Hey folks,
I don't post much on this thread, but I do lurl and glean info.
I was reading a copy of "The Poultry Tribune" from 1896 and ran across this article. Thought we may all enjoy it, as it is right in line with the topic of this thread...
Advice to Beginners.
Oliver L. Dosch, The Poultry Tribune, January 1896 page 120
From the multitudinous advice heaped upon the amateur one would conclude that poultry keeping was fraught with more failures, disappointments and calamities than any other occupation in which a man could engage.
No wonder the beginner is bewildered after reading all the different methods of mating, feeding young chicks, housing, fattening, feeding for eggs, running an incubator, brooding, feeding condition powders and giving medicines. It is enough to drive many prospective breeders from the ranks when he counts up the cost of the stock, the houses with concrete floors and plastered walls, the patent drinking fountains, pre· pared foods, grit, bone cutters, clover cutters, incubators and brooders, condition powders and the thousand and one necessary and unnecessary things which our poultry writers are constantly advising us to use.
We know of one writer who describes a house, which anyone can build; with full windows and cement floors, whose own fowls are housed in empty hog pens and pens made of fence rails. Others write on the beauties of a bone cutter who never fed a pound of cut bone to their chicks in their lives. Others write voluminously on the proper method of preparing cut clover whose whole stock, of information on the subject, bas been derived from the circular of a dealer in this article. While many others give us gratuitous information on batching with an incubator and raising broilers, who never have brought off a decent hatch with one of these patent hens.

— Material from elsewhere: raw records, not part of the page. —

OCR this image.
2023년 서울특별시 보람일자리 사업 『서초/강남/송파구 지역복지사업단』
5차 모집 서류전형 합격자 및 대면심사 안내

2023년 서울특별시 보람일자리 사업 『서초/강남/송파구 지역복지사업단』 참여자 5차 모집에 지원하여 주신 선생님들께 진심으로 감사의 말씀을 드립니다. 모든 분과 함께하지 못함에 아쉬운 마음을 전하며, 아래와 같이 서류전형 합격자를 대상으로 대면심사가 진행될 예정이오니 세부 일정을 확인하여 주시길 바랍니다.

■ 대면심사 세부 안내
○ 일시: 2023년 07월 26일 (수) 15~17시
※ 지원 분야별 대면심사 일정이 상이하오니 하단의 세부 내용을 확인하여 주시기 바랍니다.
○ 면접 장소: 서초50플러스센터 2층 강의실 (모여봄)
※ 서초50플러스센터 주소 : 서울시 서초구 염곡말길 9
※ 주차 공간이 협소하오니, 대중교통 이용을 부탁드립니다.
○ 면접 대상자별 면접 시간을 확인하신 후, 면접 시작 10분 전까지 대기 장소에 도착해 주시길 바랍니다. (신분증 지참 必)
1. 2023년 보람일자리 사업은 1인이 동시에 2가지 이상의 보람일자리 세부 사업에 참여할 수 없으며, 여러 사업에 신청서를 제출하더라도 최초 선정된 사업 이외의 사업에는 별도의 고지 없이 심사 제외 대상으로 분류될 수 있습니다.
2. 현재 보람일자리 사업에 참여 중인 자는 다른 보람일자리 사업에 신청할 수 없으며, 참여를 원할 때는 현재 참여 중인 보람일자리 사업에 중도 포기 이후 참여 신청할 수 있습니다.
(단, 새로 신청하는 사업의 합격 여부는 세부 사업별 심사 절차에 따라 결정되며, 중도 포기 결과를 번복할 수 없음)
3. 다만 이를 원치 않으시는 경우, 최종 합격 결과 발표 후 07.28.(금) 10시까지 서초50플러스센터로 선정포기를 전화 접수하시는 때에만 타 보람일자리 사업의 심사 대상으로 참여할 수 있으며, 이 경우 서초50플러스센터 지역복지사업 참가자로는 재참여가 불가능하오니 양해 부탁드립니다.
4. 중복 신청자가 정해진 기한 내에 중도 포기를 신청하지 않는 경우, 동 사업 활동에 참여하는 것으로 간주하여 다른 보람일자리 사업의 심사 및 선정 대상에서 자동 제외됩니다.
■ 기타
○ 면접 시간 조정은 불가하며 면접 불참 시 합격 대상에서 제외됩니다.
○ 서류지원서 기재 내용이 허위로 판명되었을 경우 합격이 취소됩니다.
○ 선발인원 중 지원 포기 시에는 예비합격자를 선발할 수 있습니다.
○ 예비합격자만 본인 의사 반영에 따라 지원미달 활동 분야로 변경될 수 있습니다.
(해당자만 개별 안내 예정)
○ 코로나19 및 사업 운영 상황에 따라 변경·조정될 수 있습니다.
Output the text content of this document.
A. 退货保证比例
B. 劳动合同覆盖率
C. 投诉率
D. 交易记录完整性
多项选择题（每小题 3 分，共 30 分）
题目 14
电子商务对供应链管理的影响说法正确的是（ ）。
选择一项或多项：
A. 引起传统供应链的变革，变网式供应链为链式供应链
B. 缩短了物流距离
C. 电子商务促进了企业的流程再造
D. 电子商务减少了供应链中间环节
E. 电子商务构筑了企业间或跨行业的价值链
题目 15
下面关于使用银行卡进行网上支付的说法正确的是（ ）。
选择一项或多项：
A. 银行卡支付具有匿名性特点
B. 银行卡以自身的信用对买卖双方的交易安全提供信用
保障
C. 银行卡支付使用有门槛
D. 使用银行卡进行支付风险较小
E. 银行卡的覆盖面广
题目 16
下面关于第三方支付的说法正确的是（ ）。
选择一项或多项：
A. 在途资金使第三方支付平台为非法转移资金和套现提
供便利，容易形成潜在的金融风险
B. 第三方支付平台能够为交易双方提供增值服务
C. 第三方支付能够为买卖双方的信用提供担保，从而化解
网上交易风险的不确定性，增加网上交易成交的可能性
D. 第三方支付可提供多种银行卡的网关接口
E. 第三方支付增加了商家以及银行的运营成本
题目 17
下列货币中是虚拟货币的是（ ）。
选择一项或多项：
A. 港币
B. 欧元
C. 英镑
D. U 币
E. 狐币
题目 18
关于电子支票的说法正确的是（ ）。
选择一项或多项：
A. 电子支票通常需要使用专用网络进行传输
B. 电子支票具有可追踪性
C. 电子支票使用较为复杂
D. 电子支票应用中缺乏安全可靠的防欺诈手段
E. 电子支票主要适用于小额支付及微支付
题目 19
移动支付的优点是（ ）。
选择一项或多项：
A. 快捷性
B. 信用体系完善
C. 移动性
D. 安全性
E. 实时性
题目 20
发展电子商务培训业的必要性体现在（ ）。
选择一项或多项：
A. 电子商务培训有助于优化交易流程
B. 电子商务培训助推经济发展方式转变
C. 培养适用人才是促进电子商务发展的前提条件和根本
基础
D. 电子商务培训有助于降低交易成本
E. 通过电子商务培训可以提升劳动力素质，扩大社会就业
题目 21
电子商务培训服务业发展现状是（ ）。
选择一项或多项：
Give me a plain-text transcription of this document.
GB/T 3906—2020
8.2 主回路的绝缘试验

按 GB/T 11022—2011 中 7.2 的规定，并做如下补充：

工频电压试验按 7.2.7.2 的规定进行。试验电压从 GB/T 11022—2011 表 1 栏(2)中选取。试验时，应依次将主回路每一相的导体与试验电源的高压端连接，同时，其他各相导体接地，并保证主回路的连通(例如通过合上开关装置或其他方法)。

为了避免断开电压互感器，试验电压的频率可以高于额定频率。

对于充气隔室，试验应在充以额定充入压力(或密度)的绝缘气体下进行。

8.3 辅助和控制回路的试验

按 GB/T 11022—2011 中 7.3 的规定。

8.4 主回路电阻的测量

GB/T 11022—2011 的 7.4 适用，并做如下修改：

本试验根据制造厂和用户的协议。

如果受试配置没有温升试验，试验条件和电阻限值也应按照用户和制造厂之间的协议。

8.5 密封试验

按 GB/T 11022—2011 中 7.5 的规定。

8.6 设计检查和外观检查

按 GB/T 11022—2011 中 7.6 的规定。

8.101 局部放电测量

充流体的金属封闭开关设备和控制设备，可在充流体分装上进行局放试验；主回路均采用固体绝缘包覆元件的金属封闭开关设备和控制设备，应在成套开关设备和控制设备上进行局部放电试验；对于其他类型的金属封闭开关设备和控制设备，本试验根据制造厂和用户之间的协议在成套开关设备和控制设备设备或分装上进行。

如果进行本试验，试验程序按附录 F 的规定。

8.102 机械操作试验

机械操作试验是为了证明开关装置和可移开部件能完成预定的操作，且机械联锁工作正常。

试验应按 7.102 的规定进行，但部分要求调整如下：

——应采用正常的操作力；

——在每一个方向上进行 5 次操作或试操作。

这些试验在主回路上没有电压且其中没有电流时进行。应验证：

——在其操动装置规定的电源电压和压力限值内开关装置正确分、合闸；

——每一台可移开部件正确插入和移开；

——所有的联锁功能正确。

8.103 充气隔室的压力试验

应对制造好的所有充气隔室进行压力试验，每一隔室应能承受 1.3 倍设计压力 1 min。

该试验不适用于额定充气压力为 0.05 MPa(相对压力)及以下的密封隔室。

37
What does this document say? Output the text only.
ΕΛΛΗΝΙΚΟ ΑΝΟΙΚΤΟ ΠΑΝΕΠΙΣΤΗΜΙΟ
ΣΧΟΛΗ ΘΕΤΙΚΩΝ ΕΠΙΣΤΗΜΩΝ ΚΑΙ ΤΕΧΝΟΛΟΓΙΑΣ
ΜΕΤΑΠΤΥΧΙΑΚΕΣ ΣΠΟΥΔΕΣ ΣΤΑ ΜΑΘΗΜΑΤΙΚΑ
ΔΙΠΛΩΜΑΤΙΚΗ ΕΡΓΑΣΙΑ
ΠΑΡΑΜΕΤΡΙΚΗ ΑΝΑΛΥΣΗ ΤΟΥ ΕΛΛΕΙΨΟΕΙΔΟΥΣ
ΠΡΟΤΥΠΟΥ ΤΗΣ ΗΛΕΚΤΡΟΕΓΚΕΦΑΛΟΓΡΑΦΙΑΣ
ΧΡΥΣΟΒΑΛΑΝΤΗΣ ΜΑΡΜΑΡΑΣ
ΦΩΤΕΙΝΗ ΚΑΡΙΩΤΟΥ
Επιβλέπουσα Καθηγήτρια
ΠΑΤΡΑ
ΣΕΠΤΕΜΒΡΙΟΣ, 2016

Others there are, (may the Lord forgive them,) who endeavor to instruct the public by describing the standard requirements and best methods of mating varieties, when they have never owned or bred a bird of these varieties.
If this should reach the eye of anyone who has been contemplating purchasing some pure bred fowls, but is hesitating because he has not the bank account of a Gould, we would say to such a one, forget all the fine spun theories which you have been reading, buy a few fowls, even if you have nothing better to keep them in than a large dry goods box. Make the roof watertight, shut up any cracks with plastering lath, put in a roost and a pane of glass in the south side, and you have a house sufficiently good to keep the finest bird which ever wore a red card. Now feed them good, sound grain; wheat, corn and oats, give them plenty of pure water to drink and some gravel for teeth. But leave the powders and medicines until you reach the more affluent stage where you have money to waste and chickens to spare. Then buy them all, try them, discard the useless things and keep the good and you will be a poorer but wiser man.
When buying fowls, buy the very best you can get. The best are poor enough to found a flock upon. Buy a few; don't try to stock the farm the first year. House them in the warm and dry store box. Hatch your chicks with the much abused old hen. Raise the young chicks much as your grandmother did. Keep them free from lice and let them run. Let them roost in the trees until cold weather if they want to, and you will have much better birds to show for it than you would have if you had yarded your young stock and had used all these “necessary” inventions.
Pamper ,our young birds and you will have a lot of delicate fowls when they grow' up, but let the young birds grow up in the natural state, as free as the birds of the air, and your flock, when fully grown, will be strong, vigorous and profitable.
We are a plain, every day fancier and believe not in raising fowls in unnatural conditions. Free range, plain food, pure water, with a warm roosting place in winter, are the four essential things in poultry raising.
Condition powders and medicines have no place on our poultry farm. We believe in the survival of the fittest. If your flock is susceptible to every change of the weather, let the weak ones die and give place to the stronger. This is nature's plan and it is hard to improve upon.
We know that this doctrine is not received with much pleasure by many, but of what use is a sickly fowl? It won't lay, you can't raise good birds from it and it is not fit to eat.
The hatchet is our specific for most of the ills of our flock. It is a sure cure and a good preventive and as such we recommend it to our brother fancier.